Böyle zorlu bir yorumlamanın oyuncu için keyif verici tarafı da, ‘Fight Night’ın aylarca, hatta yıllarca bile oynansa, hiç rutinleşmeyen, her gece farklı bir heyecan ve farklı bir bakış açısıyla yenilenen bir oluşuma dönüşmesi.
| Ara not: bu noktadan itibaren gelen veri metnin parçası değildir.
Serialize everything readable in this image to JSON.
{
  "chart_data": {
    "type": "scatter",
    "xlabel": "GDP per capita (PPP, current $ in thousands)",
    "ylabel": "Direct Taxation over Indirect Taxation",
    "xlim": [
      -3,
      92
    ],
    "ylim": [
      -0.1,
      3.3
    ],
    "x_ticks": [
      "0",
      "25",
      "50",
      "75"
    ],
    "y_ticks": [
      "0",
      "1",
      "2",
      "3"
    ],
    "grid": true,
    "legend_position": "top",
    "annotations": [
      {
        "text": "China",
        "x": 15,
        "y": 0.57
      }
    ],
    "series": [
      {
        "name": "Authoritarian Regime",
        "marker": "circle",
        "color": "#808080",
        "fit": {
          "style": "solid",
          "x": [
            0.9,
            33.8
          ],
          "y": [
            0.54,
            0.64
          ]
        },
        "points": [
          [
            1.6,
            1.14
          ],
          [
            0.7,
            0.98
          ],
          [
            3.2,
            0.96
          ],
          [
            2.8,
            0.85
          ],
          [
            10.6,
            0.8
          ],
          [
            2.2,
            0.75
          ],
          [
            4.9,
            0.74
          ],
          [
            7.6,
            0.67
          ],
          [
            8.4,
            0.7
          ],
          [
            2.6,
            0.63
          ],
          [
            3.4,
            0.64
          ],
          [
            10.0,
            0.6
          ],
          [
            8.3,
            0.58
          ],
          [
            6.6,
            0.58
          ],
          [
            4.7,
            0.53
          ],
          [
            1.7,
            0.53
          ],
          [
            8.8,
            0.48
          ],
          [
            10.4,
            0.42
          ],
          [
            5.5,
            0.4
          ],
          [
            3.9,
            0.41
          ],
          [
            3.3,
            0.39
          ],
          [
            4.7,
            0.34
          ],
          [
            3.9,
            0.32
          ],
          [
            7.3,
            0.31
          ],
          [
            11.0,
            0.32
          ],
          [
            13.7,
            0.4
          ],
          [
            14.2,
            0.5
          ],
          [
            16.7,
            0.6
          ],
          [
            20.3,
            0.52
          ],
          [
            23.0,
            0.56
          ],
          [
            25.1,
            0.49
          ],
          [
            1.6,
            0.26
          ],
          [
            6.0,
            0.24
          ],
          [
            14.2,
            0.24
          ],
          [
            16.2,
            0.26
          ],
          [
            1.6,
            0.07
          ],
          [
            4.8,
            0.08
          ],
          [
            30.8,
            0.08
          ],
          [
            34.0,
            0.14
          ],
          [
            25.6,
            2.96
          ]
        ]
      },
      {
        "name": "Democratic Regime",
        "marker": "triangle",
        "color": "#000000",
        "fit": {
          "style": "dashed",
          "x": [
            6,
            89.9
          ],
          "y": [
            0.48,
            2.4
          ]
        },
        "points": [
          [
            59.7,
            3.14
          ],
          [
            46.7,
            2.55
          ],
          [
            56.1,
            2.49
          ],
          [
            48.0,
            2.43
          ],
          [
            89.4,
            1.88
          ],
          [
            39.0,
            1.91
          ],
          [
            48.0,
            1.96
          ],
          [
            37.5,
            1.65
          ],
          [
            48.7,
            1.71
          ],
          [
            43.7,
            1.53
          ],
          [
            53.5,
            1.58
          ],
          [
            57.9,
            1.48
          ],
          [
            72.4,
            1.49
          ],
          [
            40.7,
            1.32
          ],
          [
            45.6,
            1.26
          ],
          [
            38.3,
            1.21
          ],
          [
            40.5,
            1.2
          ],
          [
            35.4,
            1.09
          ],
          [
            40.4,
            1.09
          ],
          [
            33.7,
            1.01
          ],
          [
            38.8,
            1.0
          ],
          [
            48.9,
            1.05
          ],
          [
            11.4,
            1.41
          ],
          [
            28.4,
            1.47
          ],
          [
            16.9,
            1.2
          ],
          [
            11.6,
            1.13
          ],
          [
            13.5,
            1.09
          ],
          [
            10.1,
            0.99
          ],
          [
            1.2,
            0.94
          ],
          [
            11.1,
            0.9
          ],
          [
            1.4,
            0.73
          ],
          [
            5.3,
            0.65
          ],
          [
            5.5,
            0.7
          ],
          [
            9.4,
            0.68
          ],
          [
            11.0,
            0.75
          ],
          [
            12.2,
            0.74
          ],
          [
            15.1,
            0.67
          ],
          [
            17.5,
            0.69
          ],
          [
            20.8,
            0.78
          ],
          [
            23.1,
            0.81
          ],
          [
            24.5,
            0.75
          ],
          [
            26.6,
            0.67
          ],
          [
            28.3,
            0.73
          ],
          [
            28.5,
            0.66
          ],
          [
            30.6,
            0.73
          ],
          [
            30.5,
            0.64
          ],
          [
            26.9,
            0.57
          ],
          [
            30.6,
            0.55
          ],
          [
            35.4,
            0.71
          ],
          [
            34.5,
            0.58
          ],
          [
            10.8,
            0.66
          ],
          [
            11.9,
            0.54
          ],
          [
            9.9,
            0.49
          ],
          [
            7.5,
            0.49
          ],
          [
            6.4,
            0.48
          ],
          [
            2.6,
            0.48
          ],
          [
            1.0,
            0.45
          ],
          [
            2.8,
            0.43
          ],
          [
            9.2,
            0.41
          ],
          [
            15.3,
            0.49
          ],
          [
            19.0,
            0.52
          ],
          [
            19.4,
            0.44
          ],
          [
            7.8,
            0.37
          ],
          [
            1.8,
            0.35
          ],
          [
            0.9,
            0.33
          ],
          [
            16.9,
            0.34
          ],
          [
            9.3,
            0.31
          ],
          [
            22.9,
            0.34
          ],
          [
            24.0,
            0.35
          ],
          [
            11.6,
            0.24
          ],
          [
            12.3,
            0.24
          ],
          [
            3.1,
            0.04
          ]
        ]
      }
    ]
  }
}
Bu sadece kişisel tahminim değil; gerçekten de, oyunu yedinci temsilinde izledikten sonra ekiple söyleştiğimizde, onlar da yedi gecedir yedi farklı oyun oynamış olduklarını söylediler.
Tabii aynı durum seyirci için de geçerli. İnteraktif değişkenlik izleyicinin bazen uyarılmış, bazen kızmış, bazen kışkırtılmış, bazen da kendinden bile saklamaya çalıştığı kimi yönleriyle bilinçlenmiş olarak oyunu defalarca farklı bir deneyim olarak yaşamasına fırsat veriyor.
‘Fight Night’, bu tiyatro mevsiminin en önemli olaylarından biri. Mutlaka gidin ama sadece izlemekle yetinmeyin! ‘Dövüş Gecesi’nin her anına katkıda bulunarak bir parçası olun. Gülün, eğlenin ama arada kendinizi “burada ne halt ediyorum” diye sorgulayın da;
neyi oyladığınızı bile bilmeden çoğunluğa koyun gibi uyum sağlayışınızla bol bol dalga geçin! Ve… Pazar, mührünüzü oy pusulanıza basmadan önce, gırgır şamata dış kabuğunun altında tokat gibi sert olan bu oyunun asıl vermeye çalıştığı mesajı hatırlayın! Hepinize çoklu iyi seyirler dilerim.